Flow-matching TTS with no duration modeling โ produces the most natural prosody and sentence rhythm of any local voice model. MIT license. The preferred choice for giving local AI agents a human-sounding voice interface.
This model requires a specialized High-VRAM environment. Ensure you have the latest CUDA Drivers or Metal Framework installed.
Minimum VRAM: 4GB VRAM Recommended
Origins & History
The F5-TTS model by SWivid is a 300M parameter architecture optimized for audio tasks. It requires approximately 2GB of VRAM to comfortably run locally using a FP16 quantization. Extending the context window up to 0 tokens will dynamically allocate further VRAM, meaning high-bandwidth memory hardware is strictly advised.
Pros
Full privacy and offline inference capabilities
Highly capable 300M parameter structure
Supports impressive 0 token context window
Cons
Requires 2GB+ VRAM minimum
Local inference speed depends entirely on memory bandwidth (GB/s)

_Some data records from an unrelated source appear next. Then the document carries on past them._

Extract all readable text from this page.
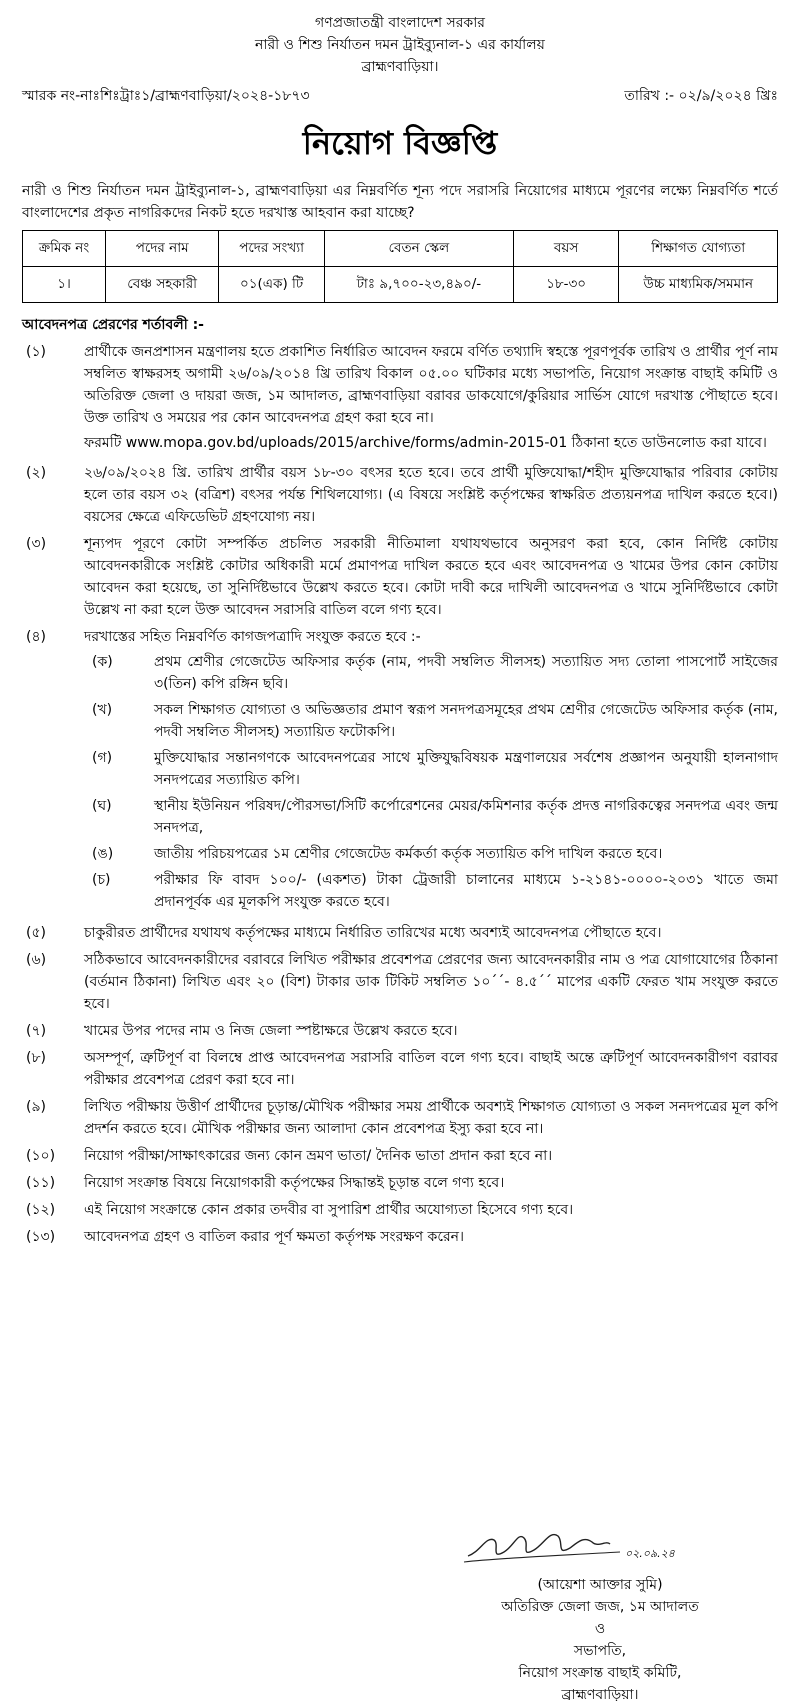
গণপ্রজাতন্ত্রী বাংলাদেশ সরকার
নারী ও শিশু নির্যাতন দমন ট্রাইব্যুনাল-১ এর কার্যালয়
ব্রাহ্মণবাড়িয়া।
স্মারক নং-নাঃশিঃট্রাঃ১/ব্রাহ্মণবাড়িয়া/২০২৪-১৮৭৩	তারিখ :- ০২/৯/২০২৪ খ্রিঃ
নিয়োগ বিজ্ঞপ্তি
নারী ও শিশু নির্যাতন দমন ট্রাইব্যুনাল-১, ব্রাহ্মণবাড়িয়া এর নিম্নবর্ণিত শূন্য পদে সরাসরি নিয়োগের মাধ্যমে পূরণের লক্ষ্যে নিম্নবর্ণিত শর্তে বাংলাদেশের প্রকৃত নাগরিকদের নিকট হতে দরখাস্ত আহবান করা যাচ্ছে?
ক্রমিক নং	পদের নাম	পদের সংখ্যা	বেতন স্কেল	বয়স	শিক্ষাগত যোগ্যতা
১।	বেঞ্চ সহকারী	০১(এক) টি	টাঃ ৯,৭০০-২৩,৪৯০/-	১৮-৩০	উচ্চ মাধ্যমিক/সমমান
আবেদনপত্র প্রেরণের শর্তাবলী :-
(১)	প্রার্থীকে জনপ্রশাসন মন্ত্রণালয় হতে প্রকাশিত নির্ধারিত আবেদন ফরমে বর্ণিত তথ্যাদি স্বহস্তে পূরণপূর্বক তারিখ ও প্রার্থীর পূর্ণ নাম সম্বলিত স্বাক্ষরসহ অগামী ২৬/০৯/২০১৪ খ্রি তারিখ বিকাল ০৫.০০ ঘটিকার মধ্যে সভাপতি, নিয়োগ সংক্রান্ত বাছাই কমিটি ও অতিরিক্ত জেলা ও দায়রা জজ, ১ম আদালত, ব্রাহ্মণবাড়িয়া বরাবর ডাকযোগে/কুরিয়ার সার্ভিস যোগে দরখাস্ত পৌছাতে হবে। উক্ত তারিখ ও সময়ের পর কোন আবেদনপত্র গ্রহণ করা হবে না।
ফরমটি www.mopa.gov.bd/uploads/2015/archive/forms/admin-2015-01 ঠিকানা হতে ডাউনলোড করা যাবে।
(২)	২৬/০৯/২০২৪ খ্রি. তারিখ প্রার্থীর বয়স ১৮-৩০ বৎসর হতে হবে। তবে প্রার্থী মুক্তিযোদ্ধা/শহীদ মুক্তিযোদ্ধার পরিবার কোটায় হলে তার বয়স ৩২ (বত্রিশ) বৎসর পর্যন্ত শিথিলযোগ্য। (এ বিষয়ে সংশ্লিষ্ট কর্তৃপক্ষের স্বাক্ষরিত প্রত্যয়নপত্র দাখিল করতে হবে।) বয়সের ক্ষেত্রে এফিডেভিট গ্রহণযোগ্য নয়।
(৩)	শূন্যপদ পূরণে কোটা সম্পর্কিত প্রচলিত সরকারী নীতিমালা যথাযথভাবে অনুসরণ করা হবে, কোন নির্দিষ্ট কোটায় আবেদনকারীকে সংশ্লিষ্ট কোটার অধিকারী মর্মে প্রমাণপত্র দাখিল করতে হবে এবং আবেদনপত্র ও খামের উপর কোন কোটায় আবেদন করা হয়েছে, তা সুনির্দিষ্টভাবে উল্লেখ করতে হবে। কোটা দাবী করে দাখিলী আবেদনপত্র ও খামে সুনির্দিষ্টভাবে কোটা উল্লেখ না করা হলে উক্ত আবেদন সরাসরি বাতিল বলে গণ্য হবে।
(৪)	দরখাস্তের সহিত নিম্নবর্ণিত কাগজপত্রাদি সংযুক্ত করতে হবে :-
(ক)	প্রথম শ্রেণীর গেজেটেড অফিসার কর্তৃক (নাম, পদবী সম্বলিত সীলসহ) সত্যায়িত সদ্য তোলা পাসপোর্ট সাইজের ৩(তিন) কপি রঙ্গিন ছবি।
(খ)	সকল শিক্ষাগত যোগ্যতা ও অভিজ্ঞতার প্রমাণ স্বরূপ সনদপত্রসমূহের প্রথম শ্রেণীর গেজেটেড অফিসার কর্তৃক (নাম, পদবী সম্বলিত সীলসহ) সত্যায়িত ফটোকপি।
(গ)	মুক্তিযোদ্ধার সন্তানগণকে আবেদনপত্রের সাথে মুক্তিযুদ্ধবিষয়ক মন্ত্রণালয়ের সর্বশেষ প্রজ্ঞাপন অনুযায়ী হালনাগাদ সনদপত্রের সত্যায়িত কপি।
(ঘ)	স্থানীয় ইউনিয়ন পরিষদ/পৌরসভা/সিটি কর্পোরেশনের মেয়র/কমিশনার কর্তৃক প্রদত্ত নাগরিকত্বের সনদপত্র এবং জন্ম সনদপত্র,
(ঙ)	জাতীয় পরিচয়পত্রের ১ম শ্রেণীর গেজেটেড কর্মকর্তা কর্তৃক সত্যায়িত কপি দাখিল করতে হবে।
(চ)	পরীক্ষার ফি বাবদ ১০০/- (একশত) টাকা ট্রেজারী চালানের মাধ্যমে ১-২১৪১-০০০০-২০৩১ খাতে জমা প্রদানপূর্বক এর মূলকপি সংযুক্ত করতে হবে।
(৫)	চাকুরীরত প্রার্থীদের যথাযথ কর্তৃপক্ষের মাধ্যমে নির্ধারিত তারিখের মধ্যে অবশ্যই আবেদনপত্র পৌছাতে হবে।
(৬)	সঠিকভাবে আবেদনকারীদের বরাবরে লিখিত পরীক্ষার প্রবেশপত্র প্রেরণের জন্য আবেদনকারীর নাম ও পত্র যোগাযোগের ঠিকানা (বর্তমান ঠিকানা) লিখিত এবং ২০ (বিশ) টাকার ডাক টিকিট সম্বলিত ১০´´- ৪.৫´´ মাপের একটি ফেরত খাম সংযুক্ত করতে হবে।
(৭)	খামের উপর পদের নাম ও নিজ জেলা স্পষ্টাক্ষরে উল্লেখ করতে হবে।
(৮)	অসম্পূর্ণ, ত্রুটিপূর্ণ বা বিলম্বে প্রাপ্ত আবেদনপত্র সরাসরি বাতিল বলে গণ্য হবে। বাছাই অন্তে ত্রুটিপূর্ণ আবেদনকারীগণ বরাবর পরীক্ষার প্রবেশপত্র প্রেরণ করা হবে না।
(৯)	লিখিত পরীক্ষায় উত্তীর্ণ প্রার্থীদের চূড়ান্ত/মৌখিক পরীক্ষার সময় প্রার্থীকে অবশ্যই শিক্ষাগত যোগ্যতা ও সকল সনদপত্রের মূল কপি প্রদর্শন করতে হবে। মৌখিক পরীক্ষার জন্য আলাদা কোন প্রবেশপত্র ইস্যু করা হবে না।
(১০)	নিয়োগ পরীক্ষা/সাক্ষাৎকারের জন্য কোন ভ্রমণ ভাতা/ দৈনিক ভাতা প্রদান করা হবে না।
(১১)	নিয়োগ সংক্রান্ত বিষয়ে নিয়োগকারী কর্তৃপক্ষের সিদ্ধান্তই চূড়ান্ত বলে গণ্য হবে।
(১২)	এই নিয়োগ সংক্রান্তে কোন প্রকার তদবীর বা সুপারিশ প্রার্থীর অযোগ্যতা হিসেবে গণ্য হবে।
(১৩)	আবেদনপত্র গ্রহণ ও বাতিল করার পূর্ণ ক্ষমতা কর্তৃপক্ষ সংরক্ষণ করেন।
০২.০৯.২৪
(আয়েশা আক্তার সুমি)
অতিরিক্ত জেলা জজ, ১ম আদালত
ও
সভাপতি,
নিয়োগ সংক্রান্ত বাছাই কমিটি,
ব্রাহ্মণবাড়িয়া।
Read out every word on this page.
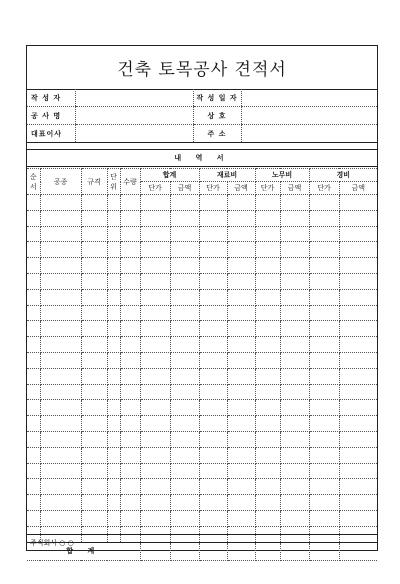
건축 토목공사 견적서
작 성 자		작 성 일 자	
공 사 명		상 호	
대표이사		주 소	
내 역 서
순서	공종	규격	단위	수량	합계		재료비		노무비		경비	
					단가	금액	단가	금액	단가	금액	단가	금액

합 계												
주식회사 ○ ○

Architect's Runtime Strategy
For running F5-TTS at maximum tokens-per-second, we recommend using LM Studio or Ollama with a GGUF quantization (Q4_K_M or Q6_K). If you are multi-GPU, use vLLM to distribute the layers across your VRAM pool for optimal throughput.
Common Questions
What hardware do I need to run F5-TTS?
You will need a GPU with at least 4GB of VRAM to run the FP16 quantized version smoothly with a moderate context window.
How do I install F5-TTS locally?
The simplest method is utilizing Ollama by executing 'ollama run f5-tts' directly in your command line. Alternatively, you can search for the model via LM Studio's interface.